Keith House Quick Tour
Nearly two and a half centuries have passed, yet little has changed since the Graemes called Graeme Park home. To draw attention to the mansion's original architectural features, only a few representative pieces of furniture are found at Graeme Park.
Visitors to Graeme Park in the eighteenth century would approach the house from nearby Governors Road. Their carriage would pass by two large stone gateposts. One still remains and has been moved to a corner of the mansion. Stopping on the carriage path, family guests would walk through the beautiful formal gardens which graced the grounds of the mansion.
This building, located near the mansion, was reconstructed by the Pennsylvania Historical and Museum Commission in 1969 on the site of the original kitchen. The kitchen was built separate from the main house to keep the mansion clean and cool, to reduce the risk of fire to the mansion and to segregate servants and slaves from family members. The hole cut out of the building's floor served as an eighteenth century refrigerator. Water ran from a nearby spring, through a series of wooden pipes under the kitchen, circulated around the bucket within the hole and kept the contents cool.
Herbs grown here were used for medicinal and culinary purposes. It was often the responsibility of a female of the household to tend the herb garden and know about herbs for food, medicine, and aroma. Two plants found in this garden which are still used today are foxglove, for treating heart ailments, and thyme, a popular seasoning ingredient.
Walking through the mansion's southern door, visitors enter Dr. Thomas Graeme's office. Originally part of an open hallway, this space was walled off in the 1750s. The high ceiling in this and other rooms is indicative of a summer house of the period.
During the Keith occupancy this room served as a kitchen, but Dr. Graeme converted it into a formal dining room in the 1750s. The closet was originally the location of a winder (spiral-like) staircase that served the upper floors. Interior shutters and unusual window locks are found in this and other rooms on the first and second floors.
This room, the most elaborate one in the house, was used for entertaining. Its design is based on the idea of Georgian symmetry, with a false door to the left of the fireplace to balance the right. The room retains original eighteenth century paint; once glossy white in color, it has faded to its present shade.

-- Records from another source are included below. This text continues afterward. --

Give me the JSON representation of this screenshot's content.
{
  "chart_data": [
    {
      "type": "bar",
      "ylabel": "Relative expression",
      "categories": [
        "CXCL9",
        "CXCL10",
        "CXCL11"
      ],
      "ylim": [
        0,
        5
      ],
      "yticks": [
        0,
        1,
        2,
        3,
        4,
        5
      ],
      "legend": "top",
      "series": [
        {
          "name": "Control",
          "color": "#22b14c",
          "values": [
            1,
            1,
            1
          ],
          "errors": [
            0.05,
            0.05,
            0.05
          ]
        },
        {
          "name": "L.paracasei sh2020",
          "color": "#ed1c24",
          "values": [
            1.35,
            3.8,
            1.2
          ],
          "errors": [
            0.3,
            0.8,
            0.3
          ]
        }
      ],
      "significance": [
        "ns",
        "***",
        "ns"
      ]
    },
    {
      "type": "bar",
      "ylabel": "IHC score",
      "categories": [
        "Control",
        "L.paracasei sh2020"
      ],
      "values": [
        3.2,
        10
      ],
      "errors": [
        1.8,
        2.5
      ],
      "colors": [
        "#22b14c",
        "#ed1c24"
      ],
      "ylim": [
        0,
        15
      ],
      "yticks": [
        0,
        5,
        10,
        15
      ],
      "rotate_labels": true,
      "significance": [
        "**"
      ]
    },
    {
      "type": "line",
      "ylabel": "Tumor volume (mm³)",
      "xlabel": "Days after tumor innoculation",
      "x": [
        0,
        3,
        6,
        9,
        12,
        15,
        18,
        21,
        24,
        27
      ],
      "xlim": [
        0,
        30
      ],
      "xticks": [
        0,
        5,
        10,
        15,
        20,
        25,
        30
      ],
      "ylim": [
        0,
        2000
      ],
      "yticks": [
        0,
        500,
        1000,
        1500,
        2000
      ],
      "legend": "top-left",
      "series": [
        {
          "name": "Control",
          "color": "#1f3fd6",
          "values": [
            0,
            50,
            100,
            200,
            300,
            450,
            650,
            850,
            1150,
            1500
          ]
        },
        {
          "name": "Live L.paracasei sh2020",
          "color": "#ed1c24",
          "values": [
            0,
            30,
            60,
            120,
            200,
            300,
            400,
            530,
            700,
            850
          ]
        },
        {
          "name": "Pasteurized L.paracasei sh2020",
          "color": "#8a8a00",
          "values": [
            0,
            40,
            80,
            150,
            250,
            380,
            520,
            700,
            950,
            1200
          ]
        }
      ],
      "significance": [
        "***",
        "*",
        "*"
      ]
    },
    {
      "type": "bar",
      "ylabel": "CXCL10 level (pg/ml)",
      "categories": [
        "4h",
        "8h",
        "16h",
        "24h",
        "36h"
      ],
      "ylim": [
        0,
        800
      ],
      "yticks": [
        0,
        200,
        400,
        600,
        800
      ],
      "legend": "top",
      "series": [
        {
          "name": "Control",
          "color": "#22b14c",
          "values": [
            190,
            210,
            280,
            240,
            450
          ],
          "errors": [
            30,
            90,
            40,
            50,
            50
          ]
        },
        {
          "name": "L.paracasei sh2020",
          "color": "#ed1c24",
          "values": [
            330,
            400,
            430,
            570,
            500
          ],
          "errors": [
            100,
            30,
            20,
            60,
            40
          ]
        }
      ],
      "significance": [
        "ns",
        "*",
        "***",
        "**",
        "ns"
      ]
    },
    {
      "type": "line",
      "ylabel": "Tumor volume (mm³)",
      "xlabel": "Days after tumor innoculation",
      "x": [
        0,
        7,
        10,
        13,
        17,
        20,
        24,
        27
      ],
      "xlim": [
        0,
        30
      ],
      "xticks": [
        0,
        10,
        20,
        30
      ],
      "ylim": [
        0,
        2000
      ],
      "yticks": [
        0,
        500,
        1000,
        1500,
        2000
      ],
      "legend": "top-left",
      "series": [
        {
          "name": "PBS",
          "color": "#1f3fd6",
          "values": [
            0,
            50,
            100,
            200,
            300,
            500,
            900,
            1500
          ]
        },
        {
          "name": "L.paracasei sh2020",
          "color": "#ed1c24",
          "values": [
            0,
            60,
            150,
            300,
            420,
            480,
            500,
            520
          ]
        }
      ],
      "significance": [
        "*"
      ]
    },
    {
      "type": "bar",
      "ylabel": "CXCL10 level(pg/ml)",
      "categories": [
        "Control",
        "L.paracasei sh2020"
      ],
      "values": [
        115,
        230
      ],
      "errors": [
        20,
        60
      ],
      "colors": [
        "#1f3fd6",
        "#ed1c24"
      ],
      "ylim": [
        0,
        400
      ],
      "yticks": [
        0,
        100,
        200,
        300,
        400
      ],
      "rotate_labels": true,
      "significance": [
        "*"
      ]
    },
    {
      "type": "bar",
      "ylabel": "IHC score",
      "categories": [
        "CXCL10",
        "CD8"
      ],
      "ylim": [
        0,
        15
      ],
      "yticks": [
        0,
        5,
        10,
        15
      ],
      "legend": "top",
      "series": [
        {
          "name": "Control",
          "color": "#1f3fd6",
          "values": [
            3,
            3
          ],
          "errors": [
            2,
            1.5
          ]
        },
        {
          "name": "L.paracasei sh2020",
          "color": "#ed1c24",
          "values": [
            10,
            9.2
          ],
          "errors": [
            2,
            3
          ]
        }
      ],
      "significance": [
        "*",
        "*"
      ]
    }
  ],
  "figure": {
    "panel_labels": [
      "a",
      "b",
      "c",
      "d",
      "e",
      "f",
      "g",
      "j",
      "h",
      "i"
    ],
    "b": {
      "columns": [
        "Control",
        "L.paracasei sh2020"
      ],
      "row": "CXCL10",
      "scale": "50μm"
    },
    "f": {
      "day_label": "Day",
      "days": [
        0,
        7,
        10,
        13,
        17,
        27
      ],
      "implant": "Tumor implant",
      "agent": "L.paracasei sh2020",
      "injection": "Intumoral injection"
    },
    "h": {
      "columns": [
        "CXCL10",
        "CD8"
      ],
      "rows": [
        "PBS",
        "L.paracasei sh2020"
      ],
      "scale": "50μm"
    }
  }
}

Installed by Dr. Graeme, this stairway replaced a second winder staircase that served the second floor. The brass hardware on the stair treads was used in the 18th century to secure carpet runners.
Master Bed Chamber
This room served a dual purpose -- for sleeping and as an area for entertaining. The closets, an unusual feature, were likely used for storing valuables. The fireplace wall retrains its original paint. In the eighteenth century the door that faces into the hall was grained to resemble mahogany. Modern overpaint has been removed to reveal this graining.
Smaller Bed Chamber
Guests of the Graeme family may have used this room. The delft tiles surrounding the fireplace were reproduced from originals found in the house. The size of this room was reduced when Dr. Graeme installed the present staircase.
This chamber was occupied by Elizabeth Graeme before she inherited Graeme Park. The fireback in the fireplace was used to protect the rear wall and to reflect heat into the room.
The Graeme children used this third floor room as a dormitory Much simpler in design, money was spent on those rooms seen by guests.
The youngest children occupied this room, the warmest in the house due to the portions of the chimneys that extend through the room.
The absence of fireplaces indicates that these rooms were used for storage rather than as bed chambers. Linens were stored on rods suspended from the iron loops in the cefling. The small staircase leads to the roof.
Dr. Graeme created a bi-fold door to allow for access to all of the first floor rooms. The unusual glass found over the doorway is called bull's-eye glass.